En dat alles om op zoek te gaan naar soms die heel grote haaien en manta’s, walvissen, schildpadden. Dat snappen niet-duikers ook nog wel , daar kun je in de kroeg nog mee aankomen. Maar leg als stoere Argentijn maar eens uit dt je al die moeite doen om ergens tussen de rommel een slakje of garnaaltje van een halve centimeter te zoeken, en te vinden.
En allemaal blij als we boven komen naar ene uur duiken, om een anderhalf uur daarna weer al je vaak nog natte spullen weer aan te trekken, de boot weer op te zoeken, dat heel circus een paar keer per dag te herhalen met ondertussen de eerste dagen een gigantisch slaapgebrek door het tijdverschiul.
Na de twee dagen reizen, de drie duiken, was ik zeer van plan nog mijn dagelijkse blogje te schrijven. Maar na het eten kon ik nauwelijks mijn ogen open houden en er moest nog iets gedaan worden om foto’s te kunnen blijven maken de volgende dag. Om tien uur ’s avonds was ik knock-out. Om een uur of drie klaar wakker en het lukt mijn nog tot een uur of half vijf te blijven liggen, daarna er uit om een beker thee te zetten en alles klaar te leggen voor de komende dag, geheel verkwikt. Laat de dag maar komen. En zo denkt iedereen er hier over, ruim voor zeven uur ben ik lang niet die eerste die zich aan het ontbijt waagt. Deze tweede ochtend kom ik er achter dat er ook yoghurt is, en om dat te vieren neem ik ook een kaasomelet van twee eieren, een glas mandarijnensap en een banaantje mee voor onderweg. Zo haal ik de lunch wel.

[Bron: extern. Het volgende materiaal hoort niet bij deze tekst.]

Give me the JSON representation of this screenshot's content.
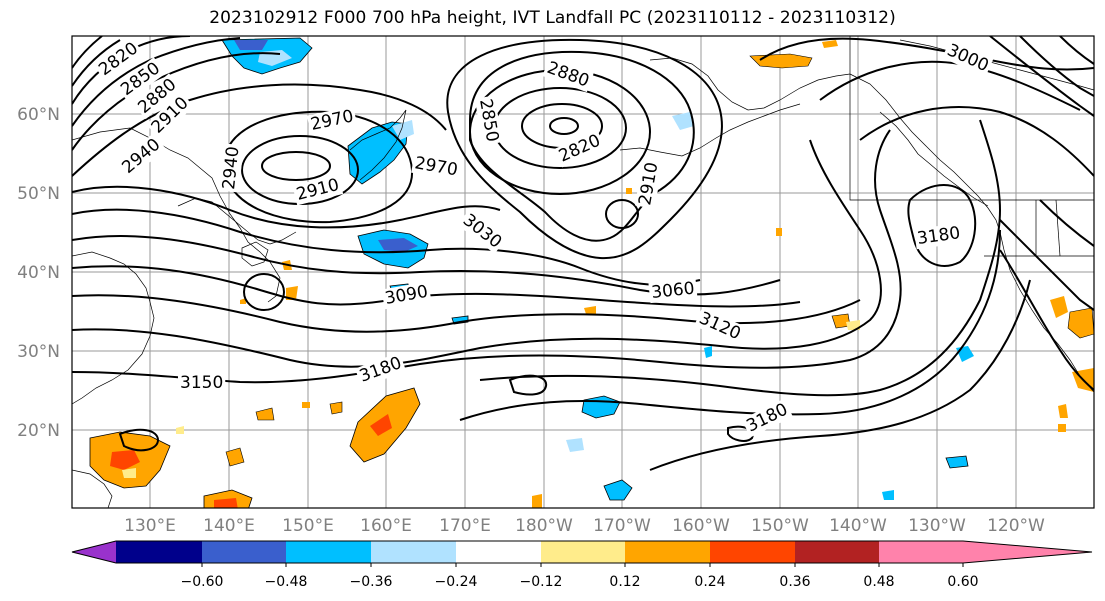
{
  "title": "2023102912 F000 700 hPa height, IVT Landfall PC (2023110112 - 2023110312)",
  "lat_labels": [
    "60°N",
    "50°N",
    "40°N",
    "30°N",
    "20°N"
  ],
  "lon_labels": [
    "130°E",
    "140°E",
    "150°E",
    "160°E",
    "170°E",
    "180°W",
    "170°W",
    "160°W",
    "150°W",
    "140°W",
    "130°W",
    "120°W"
  ],
  "height_contour_labels": [
    "2820",
    "2850",
    "2880",
    "2910",
    "2940",
    "2970",
    "2940",
    "2910",
    "2880",
    "2850",
    "2820",
    "2910",
    "2970",
    "3000",
    "3030",
    "3060",
    "3090",
    "3120",
    "3150",
    "3180",
    "3180",
    "3180"
  ],
  "colorbar": {
    "ticks": [
      "−0.60",
      "−0.48",
      "−0.36",
      "−0.24",
      "−0.12",
      "0.12",
      "0.24",
      "0.36",
      "0.48",
      "0.60"
    ],
    "colors": [
      "#9932cc",
      "#00008b",
      "#3a5fcd",
      "#00bfff",
      "#b0e2ff",
      "#ffffff",
      "#ffec8b",
      "#ffa500",
      "#ff4500",
      "#b22222",
      "#ff82ab"
    ]
  }
}
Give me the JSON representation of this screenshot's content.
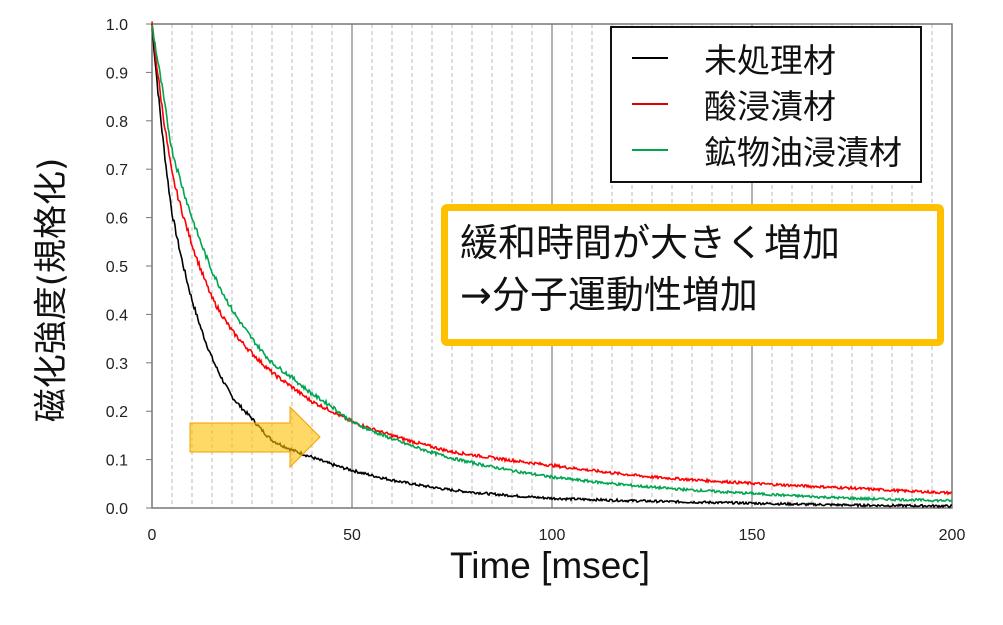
{
  "chart_data": {
    "type": "line",
    "title": "",
    "xlabel": "Time [msec]",
    "ylabel": "磁化強度(規格化)",
    "xlim": [
      0,
      200
    ],
    "ylim": [
      0,
      1.0
    ],
    "xticks": [
      "0",
      "50",
      "100",
      "150",
      "200"
    ],
    "yticks": [
      "0.0",
      "0.1",
      "0.2",
      "0.3",
      "0.4",
      "0.5",
      "0.6",
      "0.7",
      "0.8",
      "0.9",
      "1.0"
    ],
    "grid": {
      "x_major": true,
      "x_minor_dashed": true,
      "minor_step": 5,
      "y": false
    },
    "legend_position": "top-right",
    "x": [
      0,
      2.5,
      5,
      10,
      15,
      20,
      25,
      30,
      35,
      40,
      45,
      50,
      75,
      100,
      125,
      150,
      175,
      200
    ],
    "series": [
      {
        "name": "未処理材",
        "color": "#000000",
        "values": [
          1.0,
          0.78,
          0.61,
          0.43,
          0.31,
          0.23,
          0.185,
          0.14,
          0.12,
          0.105,
          0.09,
          0.078,
          0.037,
          0.02,
          0.014,
          0.01,
          0.006,
          0.004
        ]
      },
      {
        "name": "酸浸漬材",
        "color": "#FF0000",
        "values": [
          1.0,
          0.83,
          0.69,
          0.545,
          0.434,
          0.366,
          0.32,
          0.28,
          0.25,
          0.22,
          0.2,
          0.178,
          0.116,
          0.088,
          0.064,
          0.051,
          0.041,
          0.031
        ]
      },
      {
        "name": "鉱物油浸漬材",
        "color": "#00A550",
        "values": [
          1.0,
          0.87,
          0.74,
          0.6,
          0.49,
          0.41,
          0.35,
          0.3,
          0.27,
          0.236,
          0.21,
          0.178,
          0.103,
          0.064,
          0.043,
          0.03,
          0.02,
          0.015
        ]
      }
    ],
    "annotations": [
      {
        "text_lines": [
          "緩和時間が大きく増加",
          "→分子運動性増加"
        ],
        "border_color": "#FFC000"
      },
      {
        "shape": "arrow-right",
        "color": "#FFC000"
      }
    ]
  }
}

Dit wordt een vier duiken dag. Ik waag me er aan, want de nachtduik lonkt en daar ben ik dol op.
Gewoon onder water om je heen kijken, met je lamp in hoeken en gaten schijnen. Je verkneukelen over die balestoides die liggen te slapen tussen de rotsen, in groepen, met de staartjes zichtbaar vanuit de spleten en gaten. Plezier om de flink grote en voor jou nieuwe slakkensoort Blij met de uitstekende en behulpzame divemaster die er op uit is het zijn gasten naar het zin te maken, wat hem prima lukt.
Inderdaad: people are strange. Maar wat we onderwater zien is vaak nog veel stranger.
Ik hou er van.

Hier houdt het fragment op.